Но никто не присылал за ним, и сам он не шел никуда с просьбами. Может, и вовсе забудут. Хотя и на это надежды мало: случается, что медленно работает канцелярская машина, но наверное, рано ли, поздно ли, вынырнет из нее какое-нибудь назначение.

А пока нужно что-то зарабатывать на жизнь, ведь даже жалованья унтер-офицера ему больше не выдавали. Придется сходить к Клодту, Крашенинникову, Студитскому, попросить вспомнить о нем при случае…

Не собрался еще осуществить такого решения, как Клодт сам прислал за ним сына. Серякова не было дома, когда заходил Михаил, и матушка передала только, что просили прийти не откладывая. Окрыленный надеждой на работу, Серяков поспешил на Стремянную. Константин Карлович встретил его без обычной улыбки и сразу провел к себе в кабинет.

– Печальные вести о Линке, – сказал он, садясь и указывая Лаврентию на стул. – Сегодня в училище приходил ко мне муж его сестры. Он ненадолго приехал в Петербург по делам и разыскал меня. Шарлотта помнила, что я служу в Артиллерийском училище.

– Но что же с Генрихом? – встревоженно спросил Серяков, потому что Клодт смолк и грустно смотрел куда-то вдаль.

– Не можем ли мы ему помочь?

– К сожалению, нет… – покачал головой Константин Карлович. – Слушайте. До декабря прошлого года Линк служил у богатого помещика Криштафовича, был домашним библиотекарем и конторщиком. А тут поссорился с хозяином и ушел. Поссорился, потому что уже несколько лет помещик продавал – другого слова не подыщешь – целые артели своих крестьян подрядчикам на проводимую поблизости… в Варшаву, что ли… железную дорогу. Летом они работали на дороге, а зимой голодали, потому что поля обрабатывали кое-как бабы, дети и старики.

– Это я знаю. Видел, когда был дворником, крестьян, которые побирались здесь, тоже запроданные помещиками на постройку Московской дороги, – сказал Лаврентий.

– Да, это, видно, везде так делается, – продолжал Клодт. – А в декабре, когда подрядчик заранее приехал к помещику заручиться на будущую весну новым договором, крестьяне его увидели и возмутились: «Не хотим больше идти работать впроголодь и семьи свои губить!..» Попросили они Генриха Федоровича, которого хорошо узнали и которому вполне доверяли, поговорить с помещиком… Он поговорил, даже поспорил, сначала пытался доказать, что это для него же невыгодно в будущем, что крестьяне его обнищают, потом сказал, что это бесчеловечно. Должно быть, разговор вышел крутой, потому что Линк после этого взял расчет и переехал к сестре в Минск. Но крестьяне не успокоились и стали посылать ходоков с прошениями к губернатору, в Казенную палату и еще куда-то… На несчастье, Генрих Федорович продолжал бывать в селе – у него осталась там привязанность, крестьянская девушка, на которой он собирался жениться. Помещик обвинил его в подстрекательстве крестьян к бунту. Должно быть, и в самом деле Линк давал им советы, куда жаловаться, писал прошения. Его арестовали у этой девушки. Панские гайдуки и полицейские избили его, связали и повезли в город на дровнях, едва прикрыв только старой холодной шинелью. А был крепкий мороз. В городе посадили в острог. Он простудился страшно, и его скоро перевели в тюремный лазарет…
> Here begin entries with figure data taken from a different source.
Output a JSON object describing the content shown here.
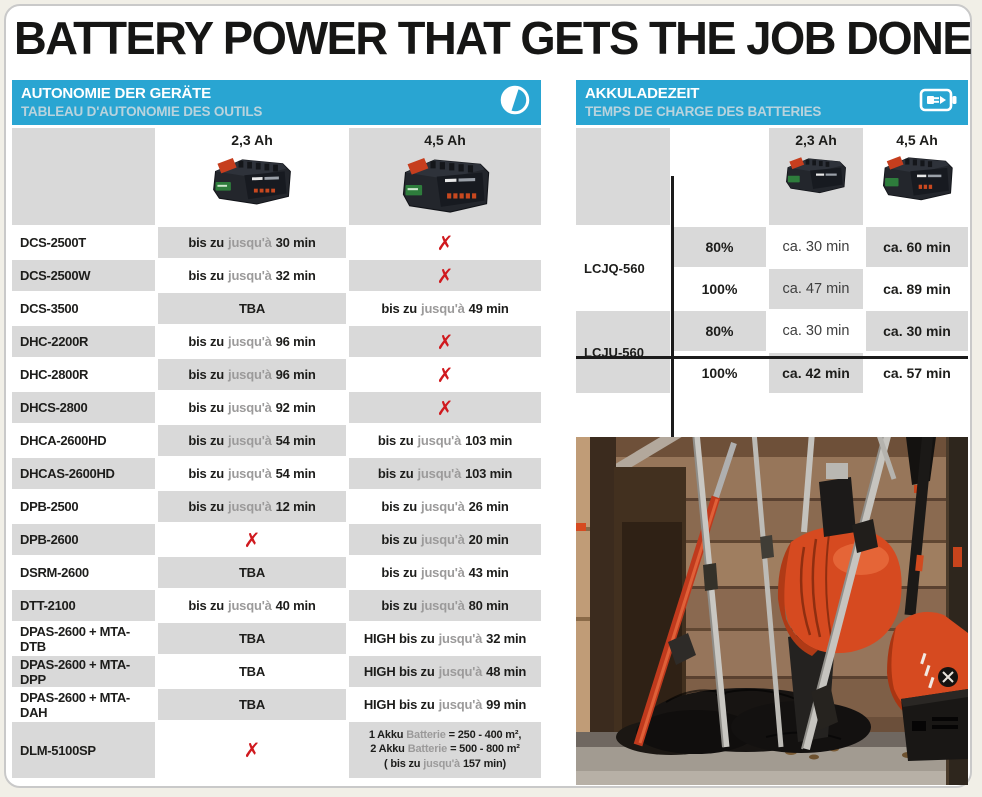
{
  "title": "BATTERY POWER THAT GETS THE JOB DONE",
  "colors": {
    "accent_blue": "#29A5D2",
    "subtitle_blue": "#B9D3DD",
    "cell_gray": "#D9D9D9",
    "x_red": "#D0191E",
    "text_dark": "#1D1D1B",
    "text_gray": "#9B9A9A"
  },
  "icons": {
    "runtime": "duration-half-circle-icon",
    "charging": "battery-charging-icon"
  },
  "runtime": {
    "heading": {
      "de": "AUTONOMIE DER GERÄTE",
      "fr": "TABLEAU D'AUTONOMIE DES OUTILS"
    },
    "columns": {
      "c23": "2,3 Ah",
      "c45": "4,5 Ah"
    },
    "rows": [
      {
        "model": "DCS-2500T",
        "c23": [
          [
            [
              "bis zu",
              "b"
            ],
            [
              "jusqu'à",
              "g"
            ],
            [
              "30 min",
              "b"
            ]
          ]
        ],
        "c45": [
          [
            [
              "✗",
              "x"
            ]
          ]
        ]
      },
      {
        "model": "DCS-2500W",
        "c23": [
          [
            [
              "bis zu",
              "b"
            ],
            [
              "jusqu'à",
              "g"
            ],
            [
              "32 min",
              "b"
            ]
          ]
        ],
        "c45": [
          [
            [
              "✗",
              "x"
            ]
          ]
        ]
      },
      {
        "model": "DCS-3500",
        "c23": [
          [
            [
              "TBA",
              "b"
            ]
          ]
        ],
        "c45": [
          [
            [
              "bis zu",
              "b"
            ],
            [
              "jusqu'à",
              "g"
            ],
            [
              "49 min",
              "b"
            ]
          ]
        ]
      },
      {
        "model": "DHC-2200R",
        "c23": [
          [
            [
              "bis zu",
              "b"
            ],
            [
              "jusqu'à",
              "g"
            ],
            [
              "96 min",
              "b"
            ]
          ]
        ],
        "c45": [
          [
            [
              "✗",
              "x"
            ]
          ]
        ]
      },
      {
        "model": "DHC-2800R",
        "c23": [
          [
            [
              "bis zu",
              "b"
            ],
            [
              "jusqu'à",
              "g"
            ],
            [
              "96 min",
              "b"
            ]
          ]
        ],
        "c45": [
          [
            [
              "✗",
              "x"
            ]
          ]
        ]
      },
      {
        "model": "DHCS-2800",
        "c23": [
          [
            [
              "bis zu",
              "b"
            ],
            [
              "jusqu'à",
              "g"
            ],
            [
              "92 min",
              "b"
            ]
          ]
        ],
        "c45": [
          [
            [
              "✗",
              "x"
            ]
          ]
        ]
      },
      {
        "model": "DHCA-2600HD",
        "c23": [
          [
            [
              "bis zu",
              "b"
            ],
            [
              "jusqu'à",
              "g"
            ],
            [
              "54 min",
              "b"
            ]
          ]
        ],
        "c45": [
          [
            [
              "bis zu",
              "b"
            ],
            [
              "jusqu'à",
              "g"
            ],
            [
              "103 min",
              "b"
            ]
          ]
        ]
      },
      {
        "model": "DHCAS-2600HD",
        "c23": [
          [
            [
              "bis zu",
              "b"
            ],
            [
              "jusqu'à",
              "g"
            ],
            [
              "54 min",
              "b"
            ]
          ]
        ],
        "c45": [
          [
            [
              "bis zu",
              "b"
            ],
            [
              "jusqu'à",
              "g"
            ],
            [
              "103 min",
              "b"
            ]
          ]
        ]
      },
      {
        "model": "DPB-2500",
        "c23": [
          [
            [
              "bis zu",
              "b"
            ],
            [
              "jusqu'à",
              "g"
            ],
            [
              "12 min",
              "b"
            ]
          ]
        ],
        "c45": [
          [
            [
              "bis zu",
              "b"
            ],
            [
              "jusqu'à",
              "g"
            ],
            [
              "26 min",
              "b"
            ]
          ]
        ]
      },
      {
        "model": "DPB-2600",
        "c23": [
          [
            [
              "✗",
              "x"
            ]
          ]
        ],
        "c45": [
          [
            [
              "bis zu",
              "b"
            ],
            [
              "jusqu'à",
              "g"
            ],
            [
              "20 min",
              "b"
            ]
          ]
        ]
      },
      {
        "model": "DSRM-2600",
        "c23": [
          [
            [
              "TBA",
              "b"
            ]
          ]
        ],
        "c45": [
          [
            [
              "bis zu",
              "b"
            ],
            [
              "jusqu'à",
              "g"
            ],
            [
              "43 min",
              "b"
            ]
          ]
        ]
      },
      {
        "model": "DTT-2100",
        "c23": [
          [
            [
              "bis zu",
              "b"
            ],
            [
              "jusqu'à",
              "g"
            ],
            [
              "40 min",
              "b"
            ]
          ]
        ],
        "c45": [
          [
            [
              "bis zu",
              "b"
            ],
            [
              "jusqu'à",
              "g"
            ],
            [
              "80 min",
              "b"
            ]
          ]
        ]
      },
      {
        "model": "DPAS-2600 + MTA-DTB",
        "c23": [
          [
            [
              "TBA",
              "b"
            ]
          ]
        ],
        "c45": [
          [
            [
              "HIGH bis zu",
              "b"
            ],
            [
              "jusqu'à",
              "g"
            ],
            [
              "32 min",
              "b"
            ]
          ]
        ]
      },
      {
        "model": "DPAS-2600 + MTA-DPP",
        "c23": [
          [
            [
              "TBA",
              "b"
            ]
          ]
        ],
        "c45": [
          [
            [
              "HIGH bis zu",
              "b"
            ],
            [
              "jusqu'à",
              "g"
            ],
            [
              "48 min",
              "b"
            ]
          ]
        ]
      },
      {
        "model": "DPAS-2600 + MTA-DAH",
        "c23": [
          [
            [
              "TBA",
              "b"
            ]
          ]
        ],
        "c45": [
          [
            [
              "HIGH bis zu",
              "b"
            ],
            [
              "jusqu'à",
              "g"
            ],
            [
              "99 min",
              "b"
            ]
          ]
        ]
      },
      {
        "model": "DLM-5100SP",
        "c23": [
          [
            [
              "✗",
              "x"
            ]
          ]
        ],
        "c45": [
          [
            [
              "1 Akku",
              "b"
            ],
            [
              "Batterie",
              "g"
            ],
            [
              "= 250 - 400 m²,",
              "b"
            ]
          ],
          [
            [
              "2 Akku",
              "b"
            ],
            [
              "Batterie",
              "g"
            ],
            [
              "= 500 - 800 m²",
              "b"
            ]
          ],
          [
            [
              "( bis zu",
              "b"
            ],
            [
              "jusqu'à",
              "g"
            ],
            [
              "157 min)",
              "b"
            ]
          ]
        ]
      }
    ]
  },
  "charging": {
    "heading": {
      "de": "AKKULADEZEIT",
      "fr": "TEMPS DE CHARGE DES BATTERIES"
    },
    "columns": {
      "c23": "2,3 Ah",
      "c45": "4,5 Ah"
    },
    "groups": [
      {
        "model": "LCJQ-560",
        "rows": [
          {
            "pct": "80%",
            "c23": "ca. 30 min",
            "c23_bold": false,
            "c45": "ca. 60 min"
          },
          {
            "pct": "100%",
            "c23": "ca. 47 min",
            "c23_bold": false,
            "c45": "ca. 89 min"
          }
        ]
      },
      {
        "model": "LCJU-560",
        "rows": [
          {
            "pct": "80%",
            "c23": "ca. 30 min",
            "c23_bold": false,
            "c45": "ca. 30 min"
          },
          {
            "pct": "100%",
            "c23": "ca. 42 min",
            "c23_bold": true,
            "c45": "ca. 57 min"
          }
        ]
      }
    ]
  }
}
– Неужто умер? – не выдержал Серяков.

– Да, двадцатого января… И просил Шарлотту, которую к нему пустили перед концом, передать вам и мне свой последний дружеский привет… Жалеет, мол, что рано приходится умереть, но не жалеет о том, что сделал. Уж если умирать, так за что-то доброе и справедливое…

Полночи бродил Серяков по улицам после этого разговора, не замечая, что февральская вьюга засыпала его снегом с ног до головы, что промерз и устал. Несколько раз останавливался у подъезда на Стремянной, из которого выходили когда-то с Линком на вечерние прогулки. Сердце разрывалось от тоски и возмущения. Вспоминались крестьяне, которых видел когда-то просящими милостыню на улицах, – оборванные, худые, голодные. Вспоминался лазарет, в котором лежал в горячке. Верно, тюремный-то был еще хуже, где же тут выжить?.. Ах, боже мой, боже мой! Что же это такое? Неужто никогда не придут в Россию справедливость и человечность?.. Что же он-то, Серяков, должен делать, чтобы быть достойным своего покойного друга?..

Работа сама нашла Лаврентия в начале марта. Однажды утром перед домом, где жили Антоновы, остановилась карета, запряженная раскормленными лошадьми. Из нее вышли два осанистых иеромонаха. Богомольная старуха соседка с поклонами проводила их во двор и указала дверь художника. Усевшись в комнатке Лаврентия, старший монах начал речь восхвалением известного многим таланта его благородия, после чего предложил ему взять на себя руководство граверной мастерской Киево-Печерской лавры, с тем чтобы и самому участвовать «своим искусным резцом» в изображениях, украшающих книги, которые выпускает лаврская типография. При этом держаться, конечно, надобно не нового вкуса, чтоб не смахивало на светские картинки, а работать по старым киевским образцам XVIII века, к которым привыкли молящиеся. Условия службы отличные: отдельный домик с прислугой, отоплением, освещением, лошади для выезда в любое время с конюшни митрополита, а летом – дача на берегу Днепра. И сверх того, разумеется, хорошее жалованье.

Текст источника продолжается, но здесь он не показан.